Sebenarnya, saya pula rencana modifikasi untuk Mio J. Mulai dari komponen CVT untuk mendapatkan akselerasi yang lebih responsif, hingga mengganti blok silinder dan piston untuk mendapatkan volume ruang bakar yang lebih besar, setidaknya bisa setara NMAX dan Aerox 155. Namun karena belum menemukan bengkel yang dikenal dengan baik, tampaknya ditunda dulu saja. Kalau di Bandung sih, saya akan menitipkan Mio J ini ke Koh Juani di Purwakarta Jaya Motor Antapani, bengkel langganan untuk Jupiter Z saya dulu. Pun, cita-cita saya yang belum tercapai adalah mengkonversi semua lampu Mio J menjadi LED. Plus, mengganti kaki-kaki dengan yang lebih besar. Untuk kaki belakang bisa mengkanibal milik X-Ride dan Mio Z, tapi untuk depan sepertinya agak sulit karena terhalang shock breaker yang kurang lebar. Belum lagi rencana untuk mengganti bodi dengan yang baru supaya benar-benar seperti baru. Hahaha. Atau, bahkan saya sempat berpikir untuk repaint saja. Ya, kita tunda dulu saja rencana modifikasinya.

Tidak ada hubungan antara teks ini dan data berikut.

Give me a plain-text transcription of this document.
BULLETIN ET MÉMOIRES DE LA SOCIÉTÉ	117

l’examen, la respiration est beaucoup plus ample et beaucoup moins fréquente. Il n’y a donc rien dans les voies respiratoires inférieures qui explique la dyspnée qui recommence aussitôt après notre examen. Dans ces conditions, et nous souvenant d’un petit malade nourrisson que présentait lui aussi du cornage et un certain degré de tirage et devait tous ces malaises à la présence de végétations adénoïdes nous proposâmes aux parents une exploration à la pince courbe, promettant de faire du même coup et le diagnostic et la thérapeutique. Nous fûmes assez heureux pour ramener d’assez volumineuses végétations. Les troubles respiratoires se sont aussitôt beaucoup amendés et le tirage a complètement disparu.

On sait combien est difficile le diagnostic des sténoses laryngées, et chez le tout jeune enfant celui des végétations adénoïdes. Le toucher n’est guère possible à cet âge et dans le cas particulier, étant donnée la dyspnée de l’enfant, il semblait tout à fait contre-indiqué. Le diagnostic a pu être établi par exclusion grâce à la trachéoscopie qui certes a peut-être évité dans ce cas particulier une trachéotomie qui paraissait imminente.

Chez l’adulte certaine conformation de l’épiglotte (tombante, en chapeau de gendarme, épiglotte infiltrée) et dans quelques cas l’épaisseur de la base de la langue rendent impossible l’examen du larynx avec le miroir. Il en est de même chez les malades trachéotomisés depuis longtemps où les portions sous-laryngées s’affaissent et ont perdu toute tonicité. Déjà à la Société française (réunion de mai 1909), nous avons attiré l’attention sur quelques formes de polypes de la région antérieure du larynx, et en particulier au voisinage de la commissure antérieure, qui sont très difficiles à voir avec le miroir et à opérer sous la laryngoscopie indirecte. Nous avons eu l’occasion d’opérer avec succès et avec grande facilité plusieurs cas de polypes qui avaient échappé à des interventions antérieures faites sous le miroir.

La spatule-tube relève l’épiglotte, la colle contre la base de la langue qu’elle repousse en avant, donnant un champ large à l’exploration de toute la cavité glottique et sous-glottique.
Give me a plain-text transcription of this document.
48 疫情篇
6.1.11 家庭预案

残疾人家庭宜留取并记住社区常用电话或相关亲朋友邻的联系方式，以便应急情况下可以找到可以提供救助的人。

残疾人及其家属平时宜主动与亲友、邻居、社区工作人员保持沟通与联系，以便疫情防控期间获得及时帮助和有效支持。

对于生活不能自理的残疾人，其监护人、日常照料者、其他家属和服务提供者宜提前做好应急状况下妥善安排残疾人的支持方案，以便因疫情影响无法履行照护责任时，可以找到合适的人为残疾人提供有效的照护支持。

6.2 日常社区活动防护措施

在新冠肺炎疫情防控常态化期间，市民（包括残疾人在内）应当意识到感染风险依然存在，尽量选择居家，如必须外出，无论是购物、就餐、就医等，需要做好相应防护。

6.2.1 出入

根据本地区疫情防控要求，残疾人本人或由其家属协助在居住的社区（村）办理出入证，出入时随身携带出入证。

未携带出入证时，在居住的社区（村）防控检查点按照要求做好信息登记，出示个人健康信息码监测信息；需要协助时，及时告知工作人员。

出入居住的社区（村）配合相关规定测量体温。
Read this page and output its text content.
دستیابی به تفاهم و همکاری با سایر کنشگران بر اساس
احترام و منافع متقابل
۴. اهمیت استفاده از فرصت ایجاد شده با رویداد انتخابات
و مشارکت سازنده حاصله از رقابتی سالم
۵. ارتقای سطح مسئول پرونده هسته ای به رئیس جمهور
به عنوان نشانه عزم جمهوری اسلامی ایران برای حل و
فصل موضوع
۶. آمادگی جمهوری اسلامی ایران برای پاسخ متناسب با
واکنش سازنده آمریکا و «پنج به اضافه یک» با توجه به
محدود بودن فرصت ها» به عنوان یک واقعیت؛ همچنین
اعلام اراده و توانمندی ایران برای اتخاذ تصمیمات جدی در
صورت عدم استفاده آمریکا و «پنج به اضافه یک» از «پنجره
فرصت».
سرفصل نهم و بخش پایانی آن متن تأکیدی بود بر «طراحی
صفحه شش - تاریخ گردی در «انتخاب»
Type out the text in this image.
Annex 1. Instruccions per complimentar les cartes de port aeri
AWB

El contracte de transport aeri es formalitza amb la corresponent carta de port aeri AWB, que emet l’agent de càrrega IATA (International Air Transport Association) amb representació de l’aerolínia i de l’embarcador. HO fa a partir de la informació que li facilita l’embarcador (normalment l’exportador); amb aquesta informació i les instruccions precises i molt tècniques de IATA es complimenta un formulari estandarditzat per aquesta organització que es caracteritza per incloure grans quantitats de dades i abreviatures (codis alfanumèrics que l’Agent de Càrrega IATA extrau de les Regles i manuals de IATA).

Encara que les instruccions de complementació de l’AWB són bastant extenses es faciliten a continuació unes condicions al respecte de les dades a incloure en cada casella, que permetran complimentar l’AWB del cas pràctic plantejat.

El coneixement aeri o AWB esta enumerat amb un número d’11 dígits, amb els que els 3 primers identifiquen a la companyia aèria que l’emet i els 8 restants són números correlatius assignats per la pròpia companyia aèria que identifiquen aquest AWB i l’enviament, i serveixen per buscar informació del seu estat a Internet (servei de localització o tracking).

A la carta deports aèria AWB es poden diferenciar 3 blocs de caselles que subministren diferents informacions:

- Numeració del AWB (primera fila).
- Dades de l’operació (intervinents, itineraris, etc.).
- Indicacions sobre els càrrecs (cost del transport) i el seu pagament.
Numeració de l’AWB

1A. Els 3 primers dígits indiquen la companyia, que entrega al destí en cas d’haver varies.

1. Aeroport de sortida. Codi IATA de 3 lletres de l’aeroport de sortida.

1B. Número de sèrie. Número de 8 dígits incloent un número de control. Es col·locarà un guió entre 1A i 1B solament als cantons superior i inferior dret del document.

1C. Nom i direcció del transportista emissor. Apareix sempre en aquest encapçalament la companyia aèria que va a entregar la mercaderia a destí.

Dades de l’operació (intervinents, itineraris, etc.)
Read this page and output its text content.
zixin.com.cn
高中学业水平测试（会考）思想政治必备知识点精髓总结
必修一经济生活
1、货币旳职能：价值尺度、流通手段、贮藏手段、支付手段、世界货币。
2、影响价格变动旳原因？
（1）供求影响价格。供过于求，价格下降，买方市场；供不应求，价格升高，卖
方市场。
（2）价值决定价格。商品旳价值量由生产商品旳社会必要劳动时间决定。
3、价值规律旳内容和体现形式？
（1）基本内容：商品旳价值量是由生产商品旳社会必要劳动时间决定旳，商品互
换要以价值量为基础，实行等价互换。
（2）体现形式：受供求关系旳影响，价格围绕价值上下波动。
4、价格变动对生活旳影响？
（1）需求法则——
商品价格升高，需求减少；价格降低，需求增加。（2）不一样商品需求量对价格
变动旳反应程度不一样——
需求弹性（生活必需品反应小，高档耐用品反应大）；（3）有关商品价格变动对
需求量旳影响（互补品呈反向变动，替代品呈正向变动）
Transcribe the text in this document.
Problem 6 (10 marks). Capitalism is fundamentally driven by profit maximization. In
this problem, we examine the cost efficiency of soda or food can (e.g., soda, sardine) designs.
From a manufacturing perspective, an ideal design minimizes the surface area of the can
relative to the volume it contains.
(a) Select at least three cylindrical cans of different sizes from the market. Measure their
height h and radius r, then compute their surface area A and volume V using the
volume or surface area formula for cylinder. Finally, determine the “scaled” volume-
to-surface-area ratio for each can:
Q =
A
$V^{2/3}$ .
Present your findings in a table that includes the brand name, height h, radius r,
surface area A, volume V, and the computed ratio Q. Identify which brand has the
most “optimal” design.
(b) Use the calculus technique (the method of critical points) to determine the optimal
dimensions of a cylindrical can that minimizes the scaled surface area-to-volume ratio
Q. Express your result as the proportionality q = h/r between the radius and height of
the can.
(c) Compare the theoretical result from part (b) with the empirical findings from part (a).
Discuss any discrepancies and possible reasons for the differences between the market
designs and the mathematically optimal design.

Selain ban, tampaknya saya juga harus mengganti kulit jok yang sudah tua ini. Sebenarnya saya lebih menyukai yang berbahan seperti karet yang biasa digunakan oleh Honda atau Yamaha Mio Soul. Tapi Yamaha tampaknya memang lebih suka menggunakan kulit sintetis. Ada rekomendasi untuk kulit jok dan "bengkel" yang bagus untuk pengerjaannya?

Mari kita nikmati dulu motor tua yang baru diremajakan ini: kembali ke fitrah! Dan yang paling penting, motor ini sudah bisa saya pakai untuk operasional ke kantor, dan belanja sayur!